The irish economists seemed to have got everything backwards. Perhaps all those good years have got to them; they seriously don’t seem to have a clue what they are doing.
Senior Irish cabinet ministers spent yesterday hammering out the winding-up details for debt-ridden Anglo Irish Bank, which has now been nationalised.
The final decision, due to be released on Thursday, is expected to include a plan for restructuring the bank’s bonds.
And here the Irish government faces a tricky dilemma. If the bank’s bondholders are forced to share in the pain, the Irish government will alleviate some of its intense budgetary strains.
At the same time, the decision could spell problems for other Irish banks which need to raise about €25 billion ($US33.7 billion) this month to repay maturing debt.

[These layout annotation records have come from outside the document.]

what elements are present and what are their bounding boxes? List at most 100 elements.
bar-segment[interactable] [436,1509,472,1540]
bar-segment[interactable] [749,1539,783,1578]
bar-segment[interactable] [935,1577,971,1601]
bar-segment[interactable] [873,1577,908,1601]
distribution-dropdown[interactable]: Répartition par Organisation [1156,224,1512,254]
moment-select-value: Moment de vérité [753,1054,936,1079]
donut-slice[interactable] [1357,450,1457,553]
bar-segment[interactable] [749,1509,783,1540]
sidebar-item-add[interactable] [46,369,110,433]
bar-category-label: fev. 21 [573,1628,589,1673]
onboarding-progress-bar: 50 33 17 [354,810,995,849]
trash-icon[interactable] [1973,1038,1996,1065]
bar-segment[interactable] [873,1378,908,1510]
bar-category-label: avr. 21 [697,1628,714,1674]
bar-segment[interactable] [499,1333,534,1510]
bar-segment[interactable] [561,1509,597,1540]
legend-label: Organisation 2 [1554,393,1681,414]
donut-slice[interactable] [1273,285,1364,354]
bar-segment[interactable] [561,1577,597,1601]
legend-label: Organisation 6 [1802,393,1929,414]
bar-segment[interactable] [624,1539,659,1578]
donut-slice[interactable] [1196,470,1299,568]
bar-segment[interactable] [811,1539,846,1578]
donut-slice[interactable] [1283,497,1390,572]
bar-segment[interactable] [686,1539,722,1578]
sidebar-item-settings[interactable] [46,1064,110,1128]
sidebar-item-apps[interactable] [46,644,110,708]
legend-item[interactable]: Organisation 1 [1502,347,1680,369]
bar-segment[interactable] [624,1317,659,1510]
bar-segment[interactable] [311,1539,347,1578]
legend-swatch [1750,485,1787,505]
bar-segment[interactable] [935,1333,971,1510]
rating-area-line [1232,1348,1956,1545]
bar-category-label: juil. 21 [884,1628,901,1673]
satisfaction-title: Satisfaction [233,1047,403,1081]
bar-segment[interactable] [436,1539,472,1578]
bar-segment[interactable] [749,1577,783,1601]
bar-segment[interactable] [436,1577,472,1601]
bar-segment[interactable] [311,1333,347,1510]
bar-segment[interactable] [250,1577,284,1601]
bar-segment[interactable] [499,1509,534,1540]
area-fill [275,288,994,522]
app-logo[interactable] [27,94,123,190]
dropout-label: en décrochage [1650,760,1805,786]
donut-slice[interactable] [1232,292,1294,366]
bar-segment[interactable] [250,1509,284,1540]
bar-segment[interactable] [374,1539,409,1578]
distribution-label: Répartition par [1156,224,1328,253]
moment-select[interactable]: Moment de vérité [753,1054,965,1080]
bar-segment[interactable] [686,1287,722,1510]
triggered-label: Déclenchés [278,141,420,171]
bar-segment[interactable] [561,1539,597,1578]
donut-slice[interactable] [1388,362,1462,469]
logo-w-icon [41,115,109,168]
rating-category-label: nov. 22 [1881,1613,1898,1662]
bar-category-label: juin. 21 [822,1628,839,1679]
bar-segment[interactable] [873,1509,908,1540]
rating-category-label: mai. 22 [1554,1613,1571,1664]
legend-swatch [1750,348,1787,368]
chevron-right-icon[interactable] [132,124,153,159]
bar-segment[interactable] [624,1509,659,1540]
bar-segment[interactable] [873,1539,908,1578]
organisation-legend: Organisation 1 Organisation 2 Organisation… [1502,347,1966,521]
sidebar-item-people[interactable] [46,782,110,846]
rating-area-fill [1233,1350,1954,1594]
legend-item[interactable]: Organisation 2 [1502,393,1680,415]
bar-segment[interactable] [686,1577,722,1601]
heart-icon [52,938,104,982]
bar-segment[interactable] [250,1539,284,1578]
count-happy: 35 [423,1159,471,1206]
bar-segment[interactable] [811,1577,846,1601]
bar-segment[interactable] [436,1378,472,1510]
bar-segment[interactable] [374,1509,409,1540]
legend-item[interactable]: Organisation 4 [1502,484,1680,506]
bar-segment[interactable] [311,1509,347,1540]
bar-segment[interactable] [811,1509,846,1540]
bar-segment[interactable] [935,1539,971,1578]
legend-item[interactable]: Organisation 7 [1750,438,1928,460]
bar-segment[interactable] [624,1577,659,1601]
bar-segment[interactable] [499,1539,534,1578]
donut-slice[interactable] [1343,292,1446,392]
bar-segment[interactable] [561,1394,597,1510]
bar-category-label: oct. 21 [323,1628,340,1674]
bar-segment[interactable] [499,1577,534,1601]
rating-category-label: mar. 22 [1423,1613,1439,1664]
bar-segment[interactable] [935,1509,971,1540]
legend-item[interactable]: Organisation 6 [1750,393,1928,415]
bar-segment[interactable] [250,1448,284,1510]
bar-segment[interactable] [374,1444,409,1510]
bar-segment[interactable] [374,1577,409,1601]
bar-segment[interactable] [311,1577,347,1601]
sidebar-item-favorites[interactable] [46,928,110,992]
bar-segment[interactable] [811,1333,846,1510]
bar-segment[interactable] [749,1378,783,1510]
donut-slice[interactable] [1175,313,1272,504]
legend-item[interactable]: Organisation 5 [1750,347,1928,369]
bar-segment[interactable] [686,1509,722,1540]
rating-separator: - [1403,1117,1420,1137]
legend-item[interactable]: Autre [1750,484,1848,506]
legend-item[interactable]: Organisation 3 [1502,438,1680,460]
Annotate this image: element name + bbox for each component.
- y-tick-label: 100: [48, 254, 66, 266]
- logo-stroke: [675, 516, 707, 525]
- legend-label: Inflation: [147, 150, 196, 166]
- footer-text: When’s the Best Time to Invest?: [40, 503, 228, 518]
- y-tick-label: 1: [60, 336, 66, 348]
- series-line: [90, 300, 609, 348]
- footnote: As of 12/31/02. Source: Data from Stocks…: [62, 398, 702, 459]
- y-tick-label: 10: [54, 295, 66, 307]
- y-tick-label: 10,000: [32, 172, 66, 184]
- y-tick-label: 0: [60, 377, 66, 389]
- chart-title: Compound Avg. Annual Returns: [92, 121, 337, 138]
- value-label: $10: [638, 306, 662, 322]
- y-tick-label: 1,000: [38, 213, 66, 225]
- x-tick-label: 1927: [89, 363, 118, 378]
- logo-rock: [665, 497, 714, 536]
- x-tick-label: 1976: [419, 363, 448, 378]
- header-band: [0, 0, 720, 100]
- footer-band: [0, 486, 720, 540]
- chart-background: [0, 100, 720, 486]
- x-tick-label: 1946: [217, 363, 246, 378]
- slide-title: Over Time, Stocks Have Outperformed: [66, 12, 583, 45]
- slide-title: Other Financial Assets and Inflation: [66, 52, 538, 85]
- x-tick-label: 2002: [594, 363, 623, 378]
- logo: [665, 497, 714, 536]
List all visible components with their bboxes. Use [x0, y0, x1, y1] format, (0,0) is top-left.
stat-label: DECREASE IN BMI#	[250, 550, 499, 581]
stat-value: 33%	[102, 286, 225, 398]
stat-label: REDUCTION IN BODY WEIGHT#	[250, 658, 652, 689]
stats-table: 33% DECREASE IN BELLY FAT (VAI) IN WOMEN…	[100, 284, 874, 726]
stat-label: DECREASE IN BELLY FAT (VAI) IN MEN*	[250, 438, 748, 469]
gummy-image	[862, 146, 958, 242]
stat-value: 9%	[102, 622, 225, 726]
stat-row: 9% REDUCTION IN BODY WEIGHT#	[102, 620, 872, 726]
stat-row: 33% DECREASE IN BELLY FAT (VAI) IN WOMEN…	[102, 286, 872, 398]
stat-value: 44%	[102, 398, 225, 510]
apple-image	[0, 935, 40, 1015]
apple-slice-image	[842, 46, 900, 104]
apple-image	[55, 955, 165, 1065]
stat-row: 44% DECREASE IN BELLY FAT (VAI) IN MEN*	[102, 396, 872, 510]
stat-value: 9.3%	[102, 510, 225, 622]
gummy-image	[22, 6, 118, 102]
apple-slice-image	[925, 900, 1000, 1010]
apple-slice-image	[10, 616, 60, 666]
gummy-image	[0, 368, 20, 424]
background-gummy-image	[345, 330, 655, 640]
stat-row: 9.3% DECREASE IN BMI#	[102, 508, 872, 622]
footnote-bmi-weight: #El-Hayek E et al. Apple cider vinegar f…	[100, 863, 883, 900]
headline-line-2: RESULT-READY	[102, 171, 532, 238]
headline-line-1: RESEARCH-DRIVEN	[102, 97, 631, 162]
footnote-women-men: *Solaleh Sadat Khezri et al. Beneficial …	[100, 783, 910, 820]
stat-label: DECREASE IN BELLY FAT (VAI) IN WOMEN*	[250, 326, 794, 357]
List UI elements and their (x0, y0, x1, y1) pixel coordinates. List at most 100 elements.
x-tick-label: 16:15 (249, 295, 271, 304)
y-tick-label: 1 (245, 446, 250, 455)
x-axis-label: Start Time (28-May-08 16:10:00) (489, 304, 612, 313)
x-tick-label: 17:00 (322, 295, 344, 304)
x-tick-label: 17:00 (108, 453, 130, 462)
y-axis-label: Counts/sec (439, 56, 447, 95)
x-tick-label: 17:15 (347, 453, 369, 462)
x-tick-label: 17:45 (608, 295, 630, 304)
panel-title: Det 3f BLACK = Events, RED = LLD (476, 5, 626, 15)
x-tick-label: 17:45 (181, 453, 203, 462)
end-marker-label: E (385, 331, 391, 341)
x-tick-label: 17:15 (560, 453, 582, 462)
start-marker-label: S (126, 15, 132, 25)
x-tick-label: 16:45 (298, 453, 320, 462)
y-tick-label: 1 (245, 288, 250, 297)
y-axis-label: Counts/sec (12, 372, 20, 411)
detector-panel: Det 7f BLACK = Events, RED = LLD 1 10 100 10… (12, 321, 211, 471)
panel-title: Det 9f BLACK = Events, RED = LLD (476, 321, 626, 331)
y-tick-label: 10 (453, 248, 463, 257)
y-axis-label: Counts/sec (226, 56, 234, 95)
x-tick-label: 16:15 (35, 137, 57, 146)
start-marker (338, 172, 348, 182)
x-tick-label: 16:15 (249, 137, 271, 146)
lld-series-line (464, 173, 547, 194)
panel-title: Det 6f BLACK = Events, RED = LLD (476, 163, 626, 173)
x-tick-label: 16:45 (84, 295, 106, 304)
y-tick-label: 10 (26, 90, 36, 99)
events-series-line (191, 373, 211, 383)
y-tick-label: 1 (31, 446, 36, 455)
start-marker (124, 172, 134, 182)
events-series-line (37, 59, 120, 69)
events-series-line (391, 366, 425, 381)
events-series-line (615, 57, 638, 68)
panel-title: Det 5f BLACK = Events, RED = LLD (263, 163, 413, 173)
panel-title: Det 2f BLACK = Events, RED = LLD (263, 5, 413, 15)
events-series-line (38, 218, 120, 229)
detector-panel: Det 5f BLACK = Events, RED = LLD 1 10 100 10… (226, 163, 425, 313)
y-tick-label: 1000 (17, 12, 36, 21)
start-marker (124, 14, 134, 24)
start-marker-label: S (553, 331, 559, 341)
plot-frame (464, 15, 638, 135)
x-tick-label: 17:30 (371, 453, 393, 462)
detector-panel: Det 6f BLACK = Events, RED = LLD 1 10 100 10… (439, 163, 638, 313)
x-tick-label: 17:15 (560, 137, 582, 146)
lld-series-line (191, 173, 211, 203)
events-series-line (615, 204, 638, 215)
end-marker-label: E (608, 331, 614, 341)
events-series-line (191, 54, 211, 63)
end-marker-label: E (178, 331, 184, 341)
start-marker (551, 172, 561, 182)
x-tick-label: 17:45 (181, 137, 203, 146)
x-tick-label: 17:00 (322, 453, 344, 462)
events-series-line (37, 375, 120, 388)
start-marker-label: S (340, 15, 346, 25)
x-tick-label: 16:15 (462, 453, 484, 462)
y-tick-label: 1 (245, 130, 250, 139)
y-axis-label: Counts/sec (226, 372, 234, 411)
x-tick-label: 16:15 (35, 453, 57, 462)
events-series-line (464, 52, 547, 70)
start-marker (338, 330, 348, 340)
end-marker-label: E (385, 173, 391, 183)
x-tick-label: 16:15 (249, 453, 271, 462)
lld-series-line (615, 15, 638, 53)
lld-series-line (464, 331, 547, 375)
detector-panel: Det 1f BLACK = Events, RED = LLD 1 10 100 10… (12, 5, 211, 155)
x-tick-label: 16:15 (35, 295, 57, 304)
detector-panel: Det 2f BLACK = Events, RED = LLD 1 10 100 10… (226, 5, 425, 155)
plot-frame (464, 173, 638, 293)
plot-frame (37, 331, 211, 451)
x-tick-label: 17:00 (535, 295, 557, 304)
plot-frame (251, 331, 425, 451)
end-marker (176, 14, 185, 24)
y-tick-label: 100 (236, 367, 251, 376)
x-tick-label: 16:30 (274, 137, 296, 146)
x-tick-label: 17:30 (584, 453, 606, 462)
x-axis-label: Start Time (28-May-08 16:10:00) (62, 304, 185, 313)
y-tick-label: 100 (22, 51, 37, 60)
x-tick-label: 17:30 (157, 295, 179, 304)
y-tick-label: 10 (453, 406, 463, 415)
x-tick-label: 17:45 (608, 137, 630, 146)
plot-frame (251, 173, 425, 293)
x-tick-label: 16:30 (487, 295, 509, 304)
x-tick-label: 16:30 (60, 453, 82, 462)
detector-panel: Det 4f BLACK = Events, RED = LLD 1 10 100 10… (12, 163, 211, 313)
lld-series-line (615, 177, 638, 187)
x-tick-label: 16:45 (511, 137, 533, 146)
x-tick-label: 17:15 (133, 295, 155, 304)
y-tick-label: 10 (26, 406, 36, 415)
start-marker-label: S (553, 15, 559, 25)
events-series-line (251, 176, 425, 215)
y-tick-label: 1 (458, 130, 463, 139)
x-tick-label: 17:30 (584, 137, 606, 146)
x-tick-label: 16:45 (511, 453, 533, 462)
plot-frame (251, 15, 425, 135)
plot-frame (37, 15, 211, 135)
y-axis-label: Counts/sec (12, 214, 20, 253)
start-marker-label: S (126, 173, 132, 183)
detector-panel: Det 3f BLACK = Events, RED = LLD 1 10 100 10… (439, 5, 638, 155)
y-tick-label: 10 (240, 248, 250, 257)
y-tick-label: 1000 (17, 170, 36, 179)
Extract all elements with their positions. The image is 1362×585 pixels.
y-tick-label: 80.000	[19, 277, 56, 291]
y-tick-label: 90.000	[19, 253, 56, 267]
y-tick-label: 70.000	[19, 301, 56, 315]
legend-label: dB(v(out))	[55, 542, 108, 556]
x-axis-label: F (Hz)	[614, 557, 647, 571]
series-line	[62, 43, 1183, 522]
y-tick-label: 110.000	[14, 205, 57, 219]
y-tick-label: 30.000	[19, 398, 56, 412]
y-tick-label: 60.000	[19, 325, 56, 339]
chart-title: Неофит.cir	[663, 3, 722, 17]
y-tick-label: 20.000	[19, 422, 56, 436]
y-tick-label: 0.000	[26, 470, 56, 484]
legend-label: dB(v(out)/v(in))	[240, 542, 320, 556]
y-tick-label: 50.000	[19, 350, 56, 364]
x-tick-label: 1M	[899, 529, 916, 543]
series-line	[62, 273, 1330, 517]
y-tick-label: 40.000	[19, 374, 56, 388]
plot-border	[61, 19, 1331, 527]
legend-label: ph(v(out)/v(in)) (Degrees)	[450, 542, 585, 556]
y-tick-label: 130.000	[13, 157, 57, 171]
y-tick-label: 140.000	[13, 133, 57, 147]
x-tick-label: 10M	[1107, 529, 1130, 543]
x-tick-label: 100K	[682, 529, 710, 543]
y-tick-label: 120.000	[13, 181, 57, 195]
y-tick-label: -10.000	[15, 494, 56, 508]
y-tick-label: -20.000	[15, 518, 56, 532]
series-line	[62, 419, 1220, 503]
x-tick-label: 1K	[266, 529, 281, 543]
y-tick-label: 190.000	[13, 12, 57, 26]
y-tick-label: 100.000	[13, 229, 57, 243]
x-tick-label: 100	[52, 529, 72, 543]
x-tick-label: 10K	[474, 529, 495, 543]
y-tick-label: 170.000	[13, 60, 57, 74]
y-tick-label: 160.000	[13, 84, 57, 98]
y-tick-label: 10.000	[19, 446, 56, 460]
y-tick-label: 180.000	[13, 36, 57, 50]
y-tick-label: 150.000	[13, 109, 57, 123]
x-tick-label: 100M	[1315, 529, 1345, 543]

Telling the share/bond holders to take a haircut is what should have been done on day one. But it is way too late to be discussing this as an option now. They have completely destroyed what was left of the economy and are now simply making the problem worse. The economy is completely destroyed after years of Austerity measures. Look at the delusion
The Irish government was counting on an economic recovery to improve its budget outlook. But these hopes were crushed last week by figures that showed that the Irish economy shrank by 1.2 per cent in the second quarter.
We simply ask how it was ever going to improve? If you are running a surplus budget you are taxing more than you are giving. The economy shrank ? Really!! 1+1=2.
We are suprised it only managed a 1.2% fall. There are obviously some innovative private businesses in Ireland, it is a real shame they are being undermined by the incompentent government. Seriously; how many times do supposed economists need to be told the fundamentals. If you are not a net importer and you strive for a surplus then you are making the people poorer. If people feel themselves getting poorer, they are not going to spend which means businesses collapse , which means people get poorer, and so on.
This doesn’t seem that hard to comprehend does it ?
As we noted last week Ireland has fallen for the usual IMF induced stupidity that bond holders are the ones you should please, and when you do everything will be rosey. We simply ask again, when the hell will Ireland wake up, default on its Euro debt and leave the EU ?
We also note today, that the political process has almost completely fallen apart.
Hopefully this will mean that the government is kicked out and someone with a clue will make the hard decisions that need to be made.